L’hiver, les mésanges survivent en mangeant autant de nourriture grasse que possible (comme des graines de tournesol), avant de se blottir toutes ensemble la nuit.
   «Pendant les nuits les plus glaciales, quand il y a du givre, elles entrent en hypothermie, précise le naturaliste Brian Keating. La température de leur corps baisse et elles le tolèrent.»
   Quand le mercure baisse sous les -30 degrés Celsius, certaines mésanges trouvent aussi refuge sous la neige.

Plus intelligentes l’hiver

Mésange à tête noire. Photo : © Michel Bury (photographe québécois).

Les mésanges entrent en hypothermie pendant les nuits les plus glaciales de l'hiver.

Les mésanges deviennent plus intelligentes lorsque le froid s’installe, pour qu’elles puissent se souvenir des endroits où trouver de la nourriture.
   Myrna Pearman, une naturaliste de Red Deer, explique dans son livre Beauty Everywhere que l’hippocampe des mésanges, soit la partie du cerveau responsable de la mémoire et de l’organisation spatiale, s’accroît de 30 % chaque automne.

Quant au gibier d’eau, comme les bernaches du Canada, il possède un atout supplémentaire qui empêche ses pattes de geler sur la glace quand il fait trop froid.

Les bernaches du Canada ont une caractéristique physique qui empêche leurs pattes de geler sur la glace. Photo : John Rieti / CBC

«[Ces oiseaux bénéficient] du sang chaud de leurs artères qui enveloppe le sang des veines, avec des capillaires plus petits, comme un gant; cela leur permet de réchauffer le sang qui remonte dans leurs pattes et leurs jambes, explique Brian Keating. Comme ça, ils peuvent préserver cette chaleur précieuse et garder leur tronc au chaud.»

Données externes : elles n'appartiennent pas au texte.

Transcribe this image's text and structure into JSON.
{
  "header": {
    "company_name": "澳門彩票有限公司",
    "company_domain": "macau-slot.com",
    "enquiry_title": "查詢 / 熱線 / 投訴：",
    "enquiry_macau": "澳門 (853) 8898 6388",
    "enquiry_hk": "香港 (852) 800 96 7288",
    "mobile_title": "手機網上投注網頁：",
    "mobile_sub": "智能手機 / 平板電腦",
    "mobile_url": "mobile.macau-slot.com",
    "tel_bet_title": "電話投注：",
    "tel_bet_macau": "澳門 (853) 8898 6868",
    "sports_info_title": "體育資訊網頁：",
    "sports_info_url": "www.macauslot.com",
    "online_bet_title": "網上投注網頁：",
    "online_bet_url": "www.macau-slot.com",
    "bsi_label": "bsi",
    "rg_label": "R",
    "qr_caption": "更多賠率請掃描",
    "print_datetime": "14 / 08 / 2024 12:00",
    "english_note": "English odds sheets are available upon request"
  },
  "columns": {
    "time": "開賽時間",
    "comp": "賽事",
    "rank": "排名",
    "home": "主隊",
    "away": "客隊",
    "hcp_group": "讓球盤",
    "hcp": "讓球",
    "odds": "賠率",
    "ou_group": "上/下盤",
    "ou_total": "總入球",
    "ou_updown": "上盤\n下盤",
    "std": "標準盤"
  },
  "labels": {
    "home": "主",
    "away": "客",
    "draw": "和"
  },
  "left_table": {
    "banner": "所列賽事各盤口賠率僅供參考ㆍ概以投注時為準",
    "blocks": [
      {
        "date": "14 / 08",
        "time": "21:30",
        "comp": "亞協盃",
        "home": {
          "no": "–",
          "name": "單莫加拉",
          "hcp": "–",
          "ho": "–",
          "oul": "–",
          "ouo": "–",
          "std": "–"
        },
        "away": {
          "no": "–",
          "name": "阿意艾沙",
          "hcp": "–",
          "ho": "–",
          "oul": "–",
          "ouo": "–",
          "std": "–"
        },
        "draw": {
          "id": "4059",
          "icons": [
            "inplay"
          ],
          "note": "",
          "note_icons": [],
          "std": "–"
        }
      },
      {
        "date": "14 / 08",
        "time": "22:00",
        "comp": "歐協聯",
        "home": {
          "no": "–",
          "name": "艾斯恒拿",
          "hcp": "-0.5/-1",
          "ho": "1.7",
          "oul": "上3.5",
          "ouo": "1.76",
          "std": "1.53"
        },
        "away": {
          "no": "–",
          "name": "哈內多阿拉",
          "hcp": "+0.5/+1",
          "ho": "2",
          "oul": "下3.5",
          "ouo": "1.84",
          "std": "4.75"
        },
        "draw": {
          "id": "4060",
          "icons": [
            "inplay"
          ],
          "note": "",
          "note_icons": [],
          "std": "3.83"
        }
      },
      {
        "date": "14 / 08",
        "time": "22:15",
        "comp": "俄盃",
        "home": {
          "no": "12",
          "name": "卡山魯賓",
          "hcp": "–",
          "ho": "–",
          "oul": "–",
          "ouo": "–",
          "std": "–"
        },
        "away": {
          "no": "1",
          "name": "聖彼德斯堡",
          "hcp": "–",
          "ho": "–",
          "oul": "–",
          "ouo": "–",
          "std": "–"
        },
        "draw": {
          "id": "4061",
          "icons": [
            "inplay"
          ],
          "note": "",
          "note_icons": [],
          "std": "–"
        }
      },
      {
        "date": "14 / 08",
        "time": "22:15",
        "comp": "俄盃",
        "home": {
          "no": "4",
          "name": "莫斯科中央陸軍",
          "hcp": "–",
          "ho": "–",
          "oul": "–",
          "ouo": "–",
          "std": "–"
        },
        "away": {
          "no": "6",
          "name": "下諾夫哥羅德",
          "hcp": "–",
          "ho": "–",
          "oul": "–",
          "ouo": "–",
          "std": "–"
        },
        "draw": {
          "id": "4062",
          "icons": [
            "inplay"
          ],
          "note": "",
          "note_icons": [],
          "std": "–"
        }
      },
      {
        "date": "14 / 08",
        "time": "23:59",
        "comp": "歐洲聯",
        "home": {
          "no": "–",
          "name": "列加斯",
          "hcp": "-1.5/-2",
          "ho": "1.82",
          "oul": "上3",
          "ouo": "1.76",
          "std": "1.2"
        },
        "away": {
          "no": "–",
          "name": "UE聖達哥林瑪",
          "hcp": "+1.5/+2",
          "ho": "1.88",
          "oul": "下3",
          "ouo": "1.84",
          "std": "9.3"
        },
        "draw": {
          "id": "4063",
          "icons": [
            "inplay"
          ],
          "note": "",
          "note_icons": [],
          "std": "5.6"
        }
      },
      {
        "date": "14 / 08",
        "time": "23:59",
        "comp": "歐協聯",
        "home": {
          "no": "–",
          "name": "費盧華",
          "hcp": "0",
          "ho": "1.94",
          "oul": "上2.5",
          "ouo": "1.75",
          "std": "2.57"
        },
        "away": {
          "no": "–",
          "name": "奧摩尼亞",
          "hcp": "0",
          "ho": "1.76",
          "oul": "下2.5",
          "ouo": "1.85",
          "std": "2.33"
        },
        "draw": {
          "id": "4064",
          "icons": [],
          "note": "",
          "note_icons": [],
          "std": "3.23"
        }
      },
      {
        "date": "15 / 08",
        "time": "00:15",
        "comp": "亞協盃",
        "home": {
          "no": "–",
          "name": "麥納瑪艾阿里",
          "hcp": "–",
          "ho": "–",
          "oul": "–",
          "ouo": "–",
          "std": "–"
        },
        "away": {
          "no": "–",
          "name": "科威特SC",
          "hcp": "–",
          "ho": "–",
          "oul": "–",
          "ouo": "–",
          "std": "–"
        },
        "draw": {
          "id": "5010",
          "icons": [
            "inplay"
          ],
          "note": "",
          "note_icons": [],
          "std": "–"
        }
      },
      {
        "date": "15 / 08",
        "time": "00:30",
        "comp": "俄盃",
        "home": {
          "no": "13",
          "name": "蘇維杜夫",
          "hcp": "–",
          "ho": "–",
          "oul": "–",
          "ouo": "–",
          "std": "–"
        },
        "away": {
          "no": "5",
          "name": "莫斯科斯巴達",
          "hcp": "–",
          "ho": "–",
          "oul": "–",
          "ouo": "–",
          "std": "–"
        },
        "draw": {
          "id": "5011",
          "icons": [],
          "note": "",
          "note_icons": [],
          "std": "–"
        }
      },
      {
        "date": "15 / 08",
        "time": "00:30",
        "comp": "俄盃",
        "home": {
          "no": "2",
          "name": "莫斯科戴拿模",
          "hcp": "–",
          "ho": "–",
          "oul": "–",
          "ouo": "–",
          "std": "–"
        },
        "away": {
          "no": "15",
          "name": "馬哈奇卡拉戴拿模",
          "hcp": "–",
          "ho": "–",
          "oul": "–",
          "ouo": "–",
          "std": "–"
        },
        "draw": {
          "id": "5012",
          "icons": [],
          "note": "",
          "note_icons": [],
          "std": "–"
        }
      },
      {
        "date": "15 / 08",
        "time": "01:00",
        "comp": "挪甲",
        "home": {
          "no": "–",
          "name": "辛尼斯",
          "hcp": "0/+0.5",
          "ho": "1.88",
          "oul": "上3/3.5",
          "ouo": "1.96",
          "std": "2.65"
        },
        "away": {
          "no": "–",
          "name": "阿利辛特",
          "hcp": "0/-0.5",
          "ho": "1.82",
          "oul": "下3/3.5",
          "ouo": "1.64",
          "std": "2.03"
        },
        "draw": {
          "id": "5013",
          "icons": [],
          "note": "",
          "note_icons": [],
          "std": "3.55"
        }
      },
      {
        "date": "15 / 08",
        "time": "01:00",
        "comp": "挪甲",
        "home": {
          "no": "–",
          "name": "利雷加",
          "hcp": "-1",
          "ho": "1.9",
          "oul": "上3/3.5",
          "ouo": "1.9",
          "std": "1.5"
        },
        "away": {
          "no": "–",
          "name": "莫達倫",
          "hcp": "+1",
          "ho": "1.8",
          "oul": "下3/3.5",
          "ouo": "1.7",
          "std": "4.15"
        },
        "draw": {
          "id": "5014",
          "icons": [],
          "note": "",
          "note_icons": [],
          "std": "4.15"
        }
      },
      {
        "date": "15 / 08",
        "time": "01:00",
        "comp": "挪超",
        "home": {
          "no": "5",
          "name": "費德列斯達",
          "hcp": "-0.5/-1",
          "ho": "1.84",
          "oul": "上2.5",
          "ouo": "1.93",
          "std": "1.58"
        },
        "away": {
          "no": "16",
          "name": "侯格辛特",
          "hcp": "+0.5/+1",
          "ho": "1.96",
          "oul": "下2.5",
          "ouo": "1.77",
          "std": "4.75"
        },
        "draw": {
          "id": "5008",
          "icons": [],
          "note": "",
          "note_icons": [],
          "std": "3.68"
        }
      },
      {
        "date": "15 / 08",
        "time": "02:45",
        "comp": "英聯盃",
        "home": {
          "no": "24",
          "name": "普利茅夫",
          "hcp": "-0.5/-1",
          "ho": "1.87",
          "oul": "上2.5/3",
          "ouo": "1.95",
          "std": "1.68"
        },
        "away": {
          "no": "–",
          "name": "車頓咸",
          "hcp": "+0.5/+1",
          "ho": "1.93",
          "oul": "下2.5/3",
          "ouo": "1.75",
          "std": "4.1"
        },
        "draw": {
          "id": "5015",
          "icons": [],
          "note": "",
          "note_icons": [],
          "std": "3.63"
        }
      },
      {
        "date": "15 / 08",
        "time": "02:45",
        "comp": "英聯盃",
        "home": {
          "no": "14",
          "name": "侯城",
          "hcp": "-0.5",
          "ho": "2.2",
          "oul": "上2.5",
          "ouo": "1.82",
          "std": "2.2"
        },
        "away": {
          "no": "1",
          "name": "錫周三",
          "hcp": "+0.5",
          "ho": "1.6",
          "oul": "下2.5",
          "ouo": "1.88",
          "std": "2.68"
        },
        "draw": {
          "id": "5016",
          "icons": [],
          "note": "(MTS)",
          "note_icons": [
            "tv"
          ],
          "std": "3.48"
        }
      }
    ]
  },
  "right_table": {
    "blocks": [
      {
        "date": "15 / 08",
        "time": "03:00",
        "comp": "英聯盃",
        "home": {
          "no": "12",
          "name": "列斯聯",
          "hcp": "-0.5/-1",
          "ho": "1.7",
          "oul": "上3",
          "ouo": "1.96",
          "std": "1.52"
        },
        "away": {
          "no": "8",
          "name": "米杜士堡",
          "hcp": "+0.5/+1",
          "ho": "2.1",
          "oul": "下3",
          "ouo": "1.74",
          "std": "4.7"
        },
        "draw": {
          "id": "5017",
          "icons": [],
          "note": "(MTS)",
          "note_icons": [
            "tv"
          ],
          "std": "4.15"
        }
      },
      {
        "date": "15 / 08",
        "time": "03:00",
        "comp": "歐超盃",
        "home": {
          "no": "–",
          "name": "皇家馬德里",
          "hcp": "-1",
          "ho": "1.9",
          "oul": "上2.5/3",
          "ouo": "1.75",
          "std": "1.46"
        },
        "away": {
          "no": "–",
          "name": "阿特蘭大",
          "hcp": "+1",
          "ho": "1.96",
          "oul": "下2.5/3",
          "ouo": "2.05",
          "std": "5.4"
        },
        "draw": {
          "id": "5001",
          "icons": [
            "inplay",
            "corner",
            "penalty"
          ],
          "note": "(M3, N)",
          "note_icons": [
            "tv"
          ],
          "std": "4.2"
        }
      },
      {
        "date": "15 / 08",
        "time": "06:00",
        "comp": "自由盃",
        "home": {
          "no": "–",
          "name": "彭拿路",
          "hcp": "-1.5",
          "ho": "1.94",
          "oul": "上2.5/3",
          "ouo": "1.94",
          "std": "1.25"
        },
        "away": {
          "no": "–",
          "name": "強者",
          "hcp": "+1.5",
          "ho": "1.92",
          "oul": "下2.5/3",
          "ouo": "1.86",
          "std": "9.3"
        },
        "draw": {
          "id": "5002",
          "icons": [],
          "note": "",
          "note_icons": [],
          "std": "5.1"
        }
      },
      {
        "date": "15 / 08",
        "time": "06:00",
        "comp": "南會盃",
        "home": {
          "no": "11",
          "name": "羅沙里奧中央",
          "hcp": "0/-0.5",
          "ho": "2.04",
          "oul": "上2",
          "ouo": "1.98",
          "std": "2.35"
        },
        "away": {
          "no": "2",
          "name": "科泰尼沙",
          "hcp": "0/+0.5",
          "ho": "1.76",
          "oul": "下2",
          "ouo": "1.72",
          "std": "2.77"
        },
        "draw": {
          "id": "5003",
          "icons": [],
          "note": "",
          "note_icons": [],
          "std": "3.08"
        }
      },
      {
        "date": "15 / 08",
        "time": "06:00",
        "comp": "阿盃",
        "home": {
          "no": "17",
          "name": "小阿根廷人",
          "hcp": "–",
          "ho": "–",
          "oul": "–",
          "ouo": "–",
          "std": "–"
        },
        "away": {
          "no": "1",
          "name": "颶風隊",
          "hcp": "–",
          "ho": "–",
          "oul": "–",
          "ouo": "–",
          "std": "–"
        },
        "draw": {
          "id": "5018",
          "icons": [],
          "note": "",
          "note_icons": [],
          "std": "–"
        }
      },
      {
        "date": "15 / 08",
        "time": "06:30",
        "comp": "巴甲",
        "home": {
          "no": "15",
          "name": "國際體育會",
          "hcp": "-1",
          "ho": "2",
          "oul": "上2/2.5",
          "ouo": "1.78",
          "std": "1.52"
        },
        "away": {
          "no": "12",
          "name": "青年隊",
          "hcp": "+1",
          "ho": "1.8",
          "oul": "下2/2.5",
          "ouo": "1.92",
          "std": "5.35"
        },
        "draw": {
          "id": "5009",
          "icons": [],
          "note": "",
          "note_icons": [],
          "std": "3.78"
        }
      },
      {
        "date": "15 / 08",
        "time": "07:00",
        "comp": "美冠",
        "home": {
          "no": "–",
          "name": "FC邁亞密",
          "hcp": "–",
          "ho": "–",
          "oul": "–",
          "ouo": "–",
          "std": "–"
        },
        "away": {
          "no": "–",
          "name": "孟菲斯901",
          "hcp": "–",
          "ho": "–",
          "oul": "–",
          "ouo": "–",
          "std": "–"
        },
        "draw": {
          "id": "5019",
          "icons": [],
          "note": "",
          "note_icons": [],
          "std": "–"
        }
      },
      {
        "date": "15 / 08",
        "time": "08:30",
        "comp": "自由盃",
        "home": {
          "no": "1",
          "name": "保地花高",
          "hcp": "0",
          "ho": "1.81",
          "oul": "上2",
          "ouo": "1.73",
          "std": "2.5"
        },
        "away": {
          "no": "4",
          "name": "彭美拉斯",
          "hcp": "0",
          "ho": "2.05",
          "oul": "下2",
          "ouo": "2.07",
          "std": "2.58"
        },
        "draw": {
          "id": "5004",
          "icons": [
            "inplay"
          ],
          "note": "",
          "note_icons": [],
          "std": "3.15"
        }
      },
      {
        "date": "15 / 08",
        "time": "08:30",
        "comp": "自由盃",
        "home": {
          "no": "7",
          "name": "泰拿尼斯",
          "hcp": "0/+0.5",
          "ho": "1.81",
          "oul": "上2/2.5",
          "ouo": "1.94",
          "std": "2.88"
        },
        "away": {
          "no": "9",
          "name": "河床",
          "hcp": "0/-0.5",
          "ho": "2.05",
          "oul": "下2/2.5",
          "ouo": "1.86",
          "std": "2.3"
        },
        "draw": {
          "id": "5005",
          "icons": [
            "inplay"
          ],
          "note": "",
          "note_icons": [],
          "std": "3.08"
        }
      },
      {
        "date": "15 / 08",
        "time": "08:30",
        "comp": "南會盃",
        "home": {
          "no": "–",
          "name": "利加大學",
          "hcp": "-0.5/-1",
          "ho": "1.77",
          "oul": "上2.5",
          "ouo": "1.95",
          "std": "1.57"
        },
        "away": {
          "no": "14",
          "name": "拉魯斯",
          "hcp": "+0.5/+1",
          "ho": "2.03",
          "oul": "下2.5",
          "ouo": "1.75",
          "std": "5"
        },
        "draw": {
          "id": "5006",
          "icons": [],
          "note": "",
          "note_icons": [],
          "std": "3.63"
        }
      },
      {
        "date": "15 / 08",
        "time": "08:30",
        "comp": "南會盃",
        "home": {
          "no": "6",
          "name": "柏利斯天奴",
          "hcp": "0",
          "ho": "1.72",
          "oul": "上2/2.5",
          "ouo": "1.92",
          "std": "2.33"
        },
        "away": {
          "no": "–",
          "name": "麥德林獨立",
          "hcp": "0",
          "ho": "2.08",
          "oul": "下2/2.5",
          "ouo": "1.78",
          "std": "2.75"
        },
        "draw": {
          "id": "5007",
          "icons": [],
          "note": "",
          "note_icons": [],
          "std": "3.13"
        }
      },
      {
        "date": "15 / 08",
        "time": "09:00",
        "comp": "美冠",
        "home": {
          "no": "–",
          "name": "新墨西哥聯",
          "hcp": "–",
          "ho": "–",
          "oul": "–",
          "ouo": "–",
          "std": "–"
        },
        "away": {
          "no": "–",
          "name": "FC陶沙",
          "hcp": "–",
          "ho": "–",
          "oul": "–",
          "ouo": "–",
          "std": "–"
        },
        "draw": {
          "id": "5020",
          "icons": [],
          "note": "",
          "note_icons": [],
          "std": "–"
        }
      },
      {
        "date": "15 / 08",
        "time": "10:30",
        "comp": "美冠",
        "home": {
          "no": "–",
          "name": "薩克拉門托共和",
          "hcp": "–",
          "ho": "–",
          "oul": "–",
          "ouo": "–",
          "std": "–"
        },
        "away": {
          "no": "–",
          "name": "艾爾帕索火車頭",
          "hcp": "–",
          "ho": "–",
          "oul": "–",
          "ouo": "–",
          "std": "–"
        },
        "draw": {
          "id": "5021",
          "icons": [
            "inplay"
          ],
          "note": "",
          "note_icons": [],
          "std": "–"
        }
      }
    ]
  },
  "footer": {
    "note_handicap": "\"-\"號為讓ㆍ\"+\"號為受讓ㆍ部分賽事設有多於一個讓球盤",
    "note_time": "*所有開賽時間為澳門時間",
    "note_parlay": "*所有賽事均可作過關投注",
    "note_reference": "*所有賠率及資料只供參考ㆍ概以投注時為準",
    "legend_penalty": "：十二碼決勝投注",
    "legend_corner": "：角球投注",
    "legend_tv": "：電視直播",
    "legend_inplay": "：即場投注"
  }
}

Le sizerin blanchâtre, champion de l’hiver

Mais le véritable champion de la survie dans des températures glaciales, c’est le sizerin blanchâtre, un oiseau minuscule qui se trouve dans la toundra en Eurasie et en Amérique du Nord.

Sizerin flammé (redpoll). Photo : © Michel Lamarche (photographe québécois).
À voir : http://www.findnature.com/oiseaux/index-oiseaux-fr.html

«[Les sizerins blanchâtres] peuvent survivre jusqu’à 20 heures sans nourriture, même si la température baisse à -54 degrés Celsius», raconte le naturaliste Brian Keating. Ces oiseaux ont de petites pochettes dans leur oesophage qui leur permet de conserver des graines pour être digérées plus tard.

La température dans leur tronc est toujours maintenue à 40 degrés Celsius. «Leur température interne peut être de 73 degrés plus chaude que l’air autour d’eux, avec moins d’un centimètre de plumes pour séparer les deux extrêmes», précise Brian Keating.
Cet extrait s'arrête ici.